People frequently buy in this wrong order:

  • Treadmill before barbell — Treadmill serves one exercise; barbell serves 20+
  • Full rack before plates — Rack without weights is furniture
  • Designer bench before cheap rack — Rack is foundational; bench can be basic to start
  • Smart mirror/Tonal before barbell — Novel does not equal better for strength gains
  • Cable machine before anything else — Useful, not foundational

Quick Priority Order by Budget

$500 budget: Flooring + adjustable dumbbells + barbell + 135 lb plates + budget bench $1,000 budget: Above + squat stand + more plates (245 lb) $1,500 budget: Above + upgrade to full rack + adjustable bench $2,000 budget: Above + 300 lb plates + walking pad + accessories

Use our cost calculator for a space-and-budget-specific plan.

Frequently Asked Questions

What's the first thing to buy for a home gym?

Flooring, then adjustable dumbbells. Flooring is non-negotiable before any heavy lifting. Dumbbells are the single most versatile piece of equipment you can buy.

Do I need a rack?

Not immediately. You can squat with a barbell on the floor (power clean into squat) or use spotter arms. A rack is a priority 6 purchase, not priority 1.

Dumbbells or barbell first?

Dumbbells if your budget is under $500. Barbell if you have $500+ and want to squat/bench/deadlift heavy.
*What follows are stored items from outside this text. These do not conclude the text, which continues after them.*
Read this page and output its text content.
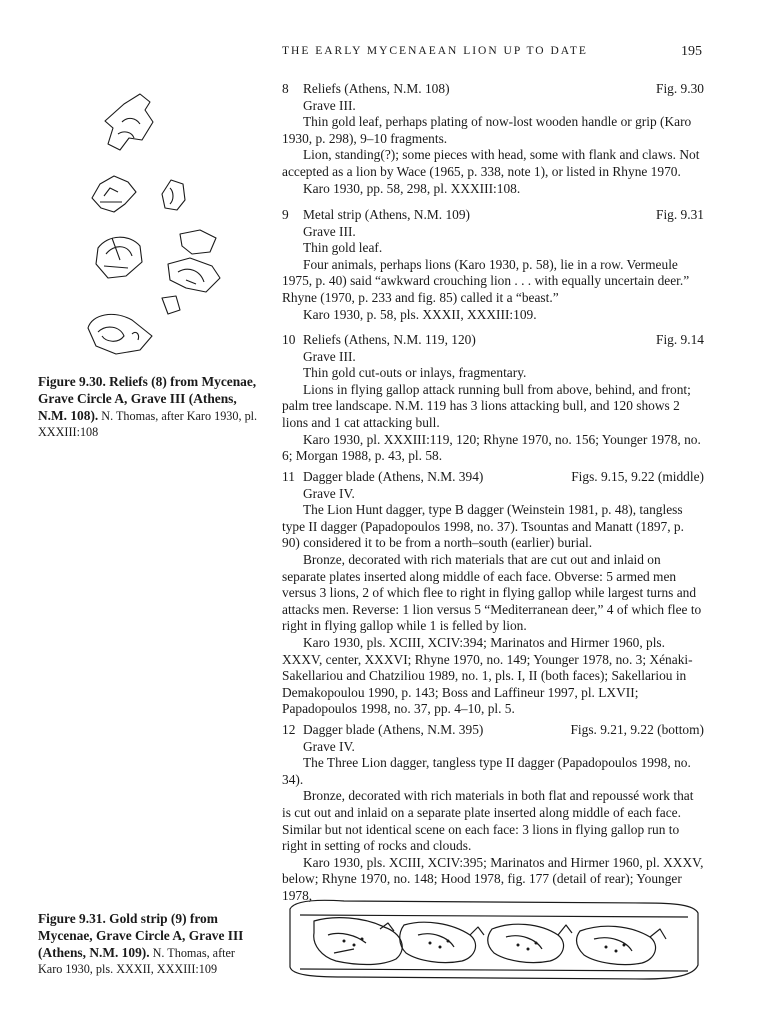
THE EARLY MYCENAEAN LION UP TO DATE	195
Figure 9.30. Reliefs (8) from Mycenae, Grave Circle A, Grave III (Athens, N.M. 108). N. Thomas, after Karo 1930, pl. XXXIII:108
8 Reliefs (Athens, N.M. 108)	Fig. 9.30
Grave III.

Thin gold leaf, perhaps plating of now-lost wooden handle or grip (Karo 1930, p. 298), 9–10 fragments.

Lion, standing(?); some pieces with head, some with flank and claws. Not accepted as a lion by Wace (1965, p. 338, note 1), or listed in Rhyne 1970.

Karo 1930, pp. 58, 298, pl. XXXIII:108.

9 Metal strip (Athens, N.M. 109)	Fig. 9.31
Grave III.

Thin gold leaf.

Four animals, perhaps lions (Karo 1930, p. 58), lie in a row. Vermeule 1975, p. 40) said “awkward crouching lion . . . with equally uncertain deer.” Rhyne (1970, p. 233 and fig. 85) called it a “beast.”

Karo 1930, p. 58, pls. XXXII, XXXIII:109.

10 Reliefs (Athens, N.M. 119, 120)	Fig. 9.14
Grave III.

Thin gold cut-outs or inlays, fragmentary.

Lions in flying gallop attack running bull from above, behind, and front; palm tree landscape. N.M. 119 has 3 lions attacking bull, and 120 shows 2 lions and 1 cat attacking bull.

Karo 1930, pl. XXXIII:119, 120; Rhyne 1970, no. 156; Younger 1978, no. 6; Morgan 1988, p. 43, pl. 58.

11 Dagger blade (Athens, N.M. 394)	Figs. 9.15, 9.22 (middle)
Grave IV.

The Lion Hunt dagger, type B dagger (Weinstein 1981, p. 48), tangless type II dagger (Papadopoulos 1998, no. 37). Tsountas and Manatt (1897, p. 90) considered it to be from a north–south (earlier) burial.

Bronze, decorated with rich materials that are cut out and inlaid on separate plates inserted along middle of each face. Obverse: 5 armed men versus 3 lions, 2 of which flee to right in flying gallop while largest turns and attacks men. Reverse: 1 lion versus 5 “Mediterranean deer,” 4 of which flee to right in flying gallop while 1 is felled by lion.

Karo 1930, pls. XCIII, XCIV:394; Marinatos and Hirmer 1960, pls. XXXV, center, XXXVI; Rhyne 1970, no. 149; Younger 1978, no. 3; Xénaki-Sakellariou and Chatziliou 1989, no. 1, pls. I, II (both faces); Sakellariou in Demakopoulou 1990, p. 143; Boss and Laffineur 1997, pl. LXVII; Papadopoulos 1998, no. 37, pp. 4–10, pl. 5.

12 Dagger blade (Athens, N.M. 395)	Figs. 9.21, 9.22 (bottom)
Grave IV.

The Three Lion dagger, tangless type II dagger (Papadopoulos 1998, no. 34).

Bronze, decorated with rich materials in both flat and repoussé work that is cut out and inlaid on a separate plate inserted along middle of each face. Similar but not identical scene on each face: 3 lions in flying gallop run to right in setting of rocks and clouds.

Karo 1930, pls. XCIII, XCIV:395; Marinatos and Hirmer 1960, pl. XXXV, below; Rhyne 1970, no. 148; Hood 1978, fig. 177 (detail of rear); Younger 1978,

Figure 9.31. Gold strip (9) from Mycenae, Grave Circle A, Grave III (Athens, N.M. 109). N. Thomas, after Karo 1930, pls. XXXII, XXXIII:109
Ideal: get both.

Should I buy used or new?

Used for plates, racks, bars, benches. New for adjustable dumbbells (often sold/bought at similar prices). Always inspect used equipment for structural damage.

How long should a home gym build take?

Most people build over 3-12 months, one purchase per month as budget allows. Rushing a full build wastes money on the wrong items.